Friday, April 6, 2012

Books I read in March

I'm happy to say last month I did a little better than the previous months, but only a little. Instead of 2, I managed to read 3 books. Woohoo for me! Not only did I read more, I also diverted from my usual genre. Only one of the novels was a crime novel, but I read some fantasy YA too, and a creepy gay thriller.


Live Wire by Harlan Coben (crime/suspense)
Live Wire is one of the many books I've read by Coben and it's also number 10 (it could be the 8th or the 12th, the latest anyway) in the Myron Bolitar series. I'm not sure what I could say about this novel that I haven't said about any of the previous ones. It was a fun read - just like all the others.


Myron Bolitar is a former basketball star turned sports rep, and he is also a bit of a private investigator. Somehow there is also some trouble he needs to sort out and he does this with the help of Win, his best friend and a bit of a psychopath. This time it's one of his clients that needs his help and once Myron starts investigating it turns out it has something to do with his brother and his wife (who he lost contact with 15 years ago).

This novel isn't very original, but it's good at what it's supposed to do: give you a fast-paced, well-written, entertaining crime novel.


The Replacement by Brenna Yovanoff (YA fantasy)
I'm not usually a big fan of YA novels and I don't really understand why they are so popular these day. Not with adults that is. I read lots of YA when I was a young adult and a period after that, but at 35 it gets a little boring to keep reading about high school kids and all their drama. Having said that, I quite enjoyed the Replacement.


It tells the story of Mackie, who has a hard time fitting in in high school. Not just for the usual reasons, but because he is not really human. Mackie replaced the real Mackie as a baby and now he is pretending to be something he's not. This isn't very easy as he has some peculiar allergies, including iron, blood and consecrated ground. Mackie is not the first replacement in the small town, but it's something no one really talks about. Until another little kid goes missing and Mackie travels to the Slag heap to rescue the kid and find out where he really comes from. Of course, while doing so he learns who he really is and finally finds his place in the world.

What can I say? It was well-written, interesting and a fun read. It was a bit unbelievable, but then I'm not big into fantasy. I can understand why many people liked it, as it's original and written in a way that makes you want to keep reading (which is easy to do as the book isn't all that big). Still, at the end of the day it's a YA novel and I really don't think it's my kind of genre.


Troll: a love story by Johanna Sinisalo (thriller, fantasy, gay)
I bought this book because many people said good things about it and it seemed like an intriguing read. What I learned from this is that nothing is a subjective as what makes for a good book. I sure did not think this novel qualified. Sure, the topic is very interesting if not intriguing: Guy finds a troll one night and decides to take it home to look after it. As time goes on he start to care more and more for his "pet" and the two form a strong bond.

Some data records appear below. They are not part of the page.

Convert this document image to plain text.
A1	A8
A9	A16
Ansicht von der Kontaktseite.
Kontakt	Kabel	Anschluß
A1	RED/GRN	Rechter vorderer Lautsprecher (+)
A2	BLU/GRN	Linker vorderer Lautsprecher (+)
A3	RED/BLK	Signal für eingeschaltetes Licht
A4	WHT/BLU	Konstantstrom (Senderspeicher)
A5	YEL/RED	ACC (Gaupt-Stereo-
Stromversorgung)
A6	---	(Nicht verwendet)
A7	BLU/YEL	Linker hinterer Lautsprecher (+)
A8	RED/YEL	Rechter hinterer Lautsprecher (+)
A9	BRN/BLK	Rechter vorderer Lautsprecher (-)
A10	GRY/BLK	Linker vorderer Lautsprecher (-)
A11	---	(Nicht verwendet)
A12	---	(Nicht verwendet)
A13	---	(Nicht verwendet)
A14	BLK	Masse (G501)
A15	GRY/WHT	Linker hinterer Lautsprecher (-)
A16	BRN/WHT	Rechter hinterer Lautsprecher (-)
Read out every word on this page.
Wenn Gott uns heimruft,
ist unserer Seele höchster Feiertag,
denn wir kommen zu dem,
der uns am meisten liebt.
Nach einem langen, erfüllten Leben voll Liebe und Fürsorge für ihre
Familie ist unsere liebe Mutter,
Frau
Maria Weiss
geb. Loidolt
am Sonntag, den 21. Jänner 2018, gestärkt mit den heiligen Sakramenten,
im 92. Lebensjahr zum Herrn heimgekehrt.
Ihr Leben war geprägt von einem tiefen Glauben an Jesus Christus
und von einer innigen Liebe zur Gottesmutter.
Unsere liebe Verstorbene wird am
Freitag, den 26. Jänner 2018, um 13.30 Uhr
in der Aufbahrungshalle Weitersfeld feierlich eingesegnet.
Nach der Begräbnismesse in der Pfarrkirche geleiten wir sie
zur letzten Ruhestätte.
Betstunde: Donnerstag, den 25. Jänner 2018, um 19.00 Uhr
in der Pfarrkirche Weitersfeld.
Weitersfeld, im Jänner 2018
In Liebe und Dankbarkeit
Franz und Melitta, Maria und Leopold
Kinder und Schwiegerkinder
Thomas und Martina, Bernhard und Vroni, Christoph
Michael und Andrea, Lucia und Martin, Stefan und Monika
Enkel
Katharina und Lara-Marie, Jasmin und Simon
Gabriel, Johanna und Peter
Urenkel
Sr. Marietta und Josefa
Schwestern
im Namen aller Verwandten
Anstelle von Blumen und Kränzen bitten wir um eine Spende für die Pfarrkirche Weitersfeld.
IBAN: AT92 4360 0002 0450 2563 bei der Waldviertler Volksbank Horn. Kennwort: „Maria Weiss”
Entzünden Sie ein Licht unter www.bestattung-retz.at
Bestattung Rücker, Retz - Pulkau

There's two things I didn't really like about this books. Firstly, the way it was written. The story is told in (very) short chapters each telling the story from a different perspective. This can be a nice way to read a book sometimes, but the chapters were so short that I found it very hard to get into the story. This would have been ok if those chapters were not alternated by pages and pages of unnecessary information about trolls, like the history of trolls, random troll poems etc. I ended up just skipping these parts.


The actual story was kind of interesting, or it could have been if we had had a little more of it and more time had been taken to give the characters some back story and developed their relationships further. For example, I really don't know why the neighbor lady got such a big part in the novel, as her story wasn't very interesting or necessary for the story that was being told.

The story about the bond that forms between the guy and the troll...I'm not sure what to say about that. I had a very hard time understanding why they would have such a connection, especially since the troll seemed like a rather wild animal without many ways to communicate. The fact that the main character got so turned on by the troll was very hard to believe, and I also found it quite disturbing. I cannot believe it wasn't mentioned in any of the reviews I read about this novel.

In sum, Troll might sound like an intriguing read but I would advice you to just take my word for it and stay far away from it.